How To Configure Scaling For A Deployment#
Introduction#
This guide explains how to set up autoscaling for model deployments using either the web UI or the Python API.
Deployments use Knative Pod Autoscaler (KPA) to automatically scale the number of replicas based on traffic. Autoscaling enables the deployment to use resources more efficiently, by growing and shrinking the allocated resources according to its actual, real-time usage.
See Scale metrics and Scaling parameters for details on the available scaling options.
Web UI#
Step 1: Create new deployment#
If you have at least one model already trained and saved in the Model Registry, navigate to the deployments page by clicking on the Deployments tab on the navigation menu on the left.
Once in the deployments page, you can create a new deployment by either clicking on New deployment (if there are no existing deployments) or on Create new deployment it the top-right corner. Both options will open the deployment creation form.
Step 2: Go to advanced options#
A simplified creation form will appear including the most common deployment fields from all available configurations. Autoscaling is part of the advanced options of a deployment. To navigate to the advanced creation form, click on Advanced options.
Step 3: Configure autoscaling#
In the Autoscaling section of the advanced form, you can configure the scaling parameters for the predictor and/or the transformer (if available). You can set the scale metric, target value, minimum and maximum instances, as well as the panic and stable window parameters.
Once you are done with the changes, click on Create new deployment at the bottom of the page to create the deployment for your model.
Code#
Step 1: Connect to Hopsworks#
import hopsworks
project = hopsworks.login()
# get Hopsworks Model Registry handle
mr = project.get_model_registry()
# get Hopsworks Model Serving handle
ms = project.get_model_serving()
Step 2: Define the predictor scaling configuration#
You can use the PredictorScalingConfig class to configure the scaling options according to your preferences. Default values for scaling metrics and parameters are listed in the Scale metrics and Scaling parameters sections above.

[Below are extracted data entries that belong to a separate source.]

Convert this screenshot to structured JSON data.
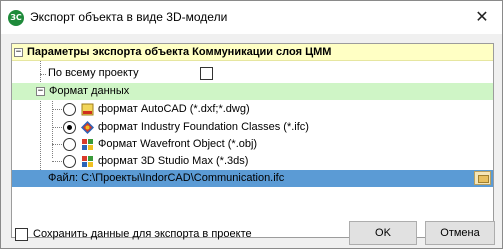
{
  "window": {
    "title": "Экспорт объекта в виде 3D-модели",
    "app_icon_glyph": "ЗС",
    "close_glyph": "✕"
  },
  "tree": {
    "header_label": "Параметры экспорта объекта Коммуникации слоя ЦММ",
    "whole_project_label": "По всему проекту",
    "whole_project_checked": false,
    "format_group_label": "Формат данных",
    "formats": [
      {
        "label": "формат AutoCAD (*.dxf;*.dwg)",
        "checked": false,
        "icon": "autocad-icon"
      },
      {
        "label": "формат Industry Foundation Classes (*.ifc)",
        "checked": true,
        "icon": "ifc-icon"
      },
      {
        "label": "Формат Wavefront Object (*.obj)",
        "checked": false,
        "icon": "wavefront-icon"
      },
      {
        "label": "формат 3D Studio Max (*.3ds)",
        "checked": false,
        "icon": "3dsmax-icon"
      }
    ],
    "file_label": "Файл: C:\\Проекты\\IndorCAD\\Communication.ifc"
  },
  "footer": {
    "save_label": "Сохранить данные для экспорта в проекте",
    "save_checked": false,
    "ok_label": "OK",
    "cancel_label": "Отмена"
  },
  "colors": {
    "header_bg": "#ffffc4",
    "format_bg": "#cff5c6",
    "file_selected_bg": "#5b9bd5"
  }
}
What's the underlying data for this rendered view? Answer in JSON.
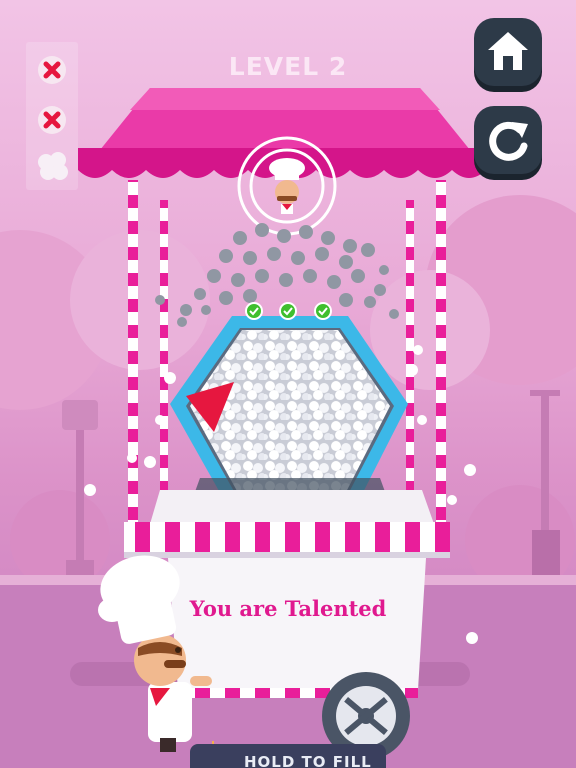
{
  "hud": {
    "level_label": "LEVEL 2",
    "attempts": [
      "fail",
      "fail",
      "remaining"
    ],
    "home_button": "home-icon",
    "restart_button": "restart-icon"
  },
  "cart": {
    "banner_text": "You are Talented",
    "target_checks": 3
  },
  "hold_button": {
    "label": "HOLD TO FILL",
    "icon": "hand-pointer-icon"
  },
  "colors": {
    "awning": "#e91e9a",
    "container_rim": "#3cb8e8",
    "fail_mark": "#e6173f",
    "check": "#3fbf2e",
    "button": "#2d3a48"
  }
}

from hsml.scaling_config import PredictorScalingConfig
predictor_scaling = PredictorScalingConfig(
min_instances=1, max_instances=5, scale_metric="RPS", target=100
)
Step 3 (Optional): Define the transformer scaling configuration#
If a transformer script is also provided, you can use the TransformerScalingConfig class to configure the scaling options according to your preferences. Default values for scaling metrics and parameters are listed in the Scale metrics and Scaling parameters sections above.
from hsml.scaling_config import TransformerScalingConfig
transformer_scaling = TransformerScalingConfig(
min_instances=1, max_instances=3, scale_metric="CONCURRENCY", target=50
)
Step 4: Create a deployment with the scaling configuration#
my_model = mr.get_model("my_model", version=1)
# optional
my_transformer = ms.create_transformer(
script_file="Resources/my_transformer.py",
scaling_configuration=transformer_scaling
)
my_deployment = my_model.deploy(
scaling_configuration=predictor_scaling,
# optional:
transformer=my_transformer
)
API Reference#
Scale metrics#
The autoscaler supports two metrics to determine when to scale. See Knative autoscaling metrics for more details.
| Scale Metric | Default Target | Description |
|---|---|---|
| RPS | 200 | Requests per second per replica |
| CONCURRENCY | 100 | Concurrent requests per replica |
Scaling parameters#
The following parameters can be used to fine-tune the autoscaling behavior. See scale bounds, autoscaling concepts and scale-to-zero in the Knative documentation for more details.
| Parameter | Default | Range | Description |
|---|---|---|---|
minInstances | — | ≥ 0 | Minimum replicas (0 enables scale-to-zero) |
maxInstances | — | ≥ 1 | Maximum replicas (cannot be less than min) |
panicWindowPercentage | 10.0 | 1–100 | Panic window as percentage of stable window |
stableWindowSeconds | 60 | 6–3600 | Stable window duration in seconds |
panicThresholdPercentage | 200.0 | > 0 | Traffic threshold to trigger panic mode |
scaleToZeroRetentionSeconds | 0 | ≥ 0 | Time to retain pods before scaling to zero |
Cluster-level constraints
Administrators can set cluster-wide limits on the maximum and minimum number of instances. When the minimum is set to 0, scale-to-zero is enforced for all deployments.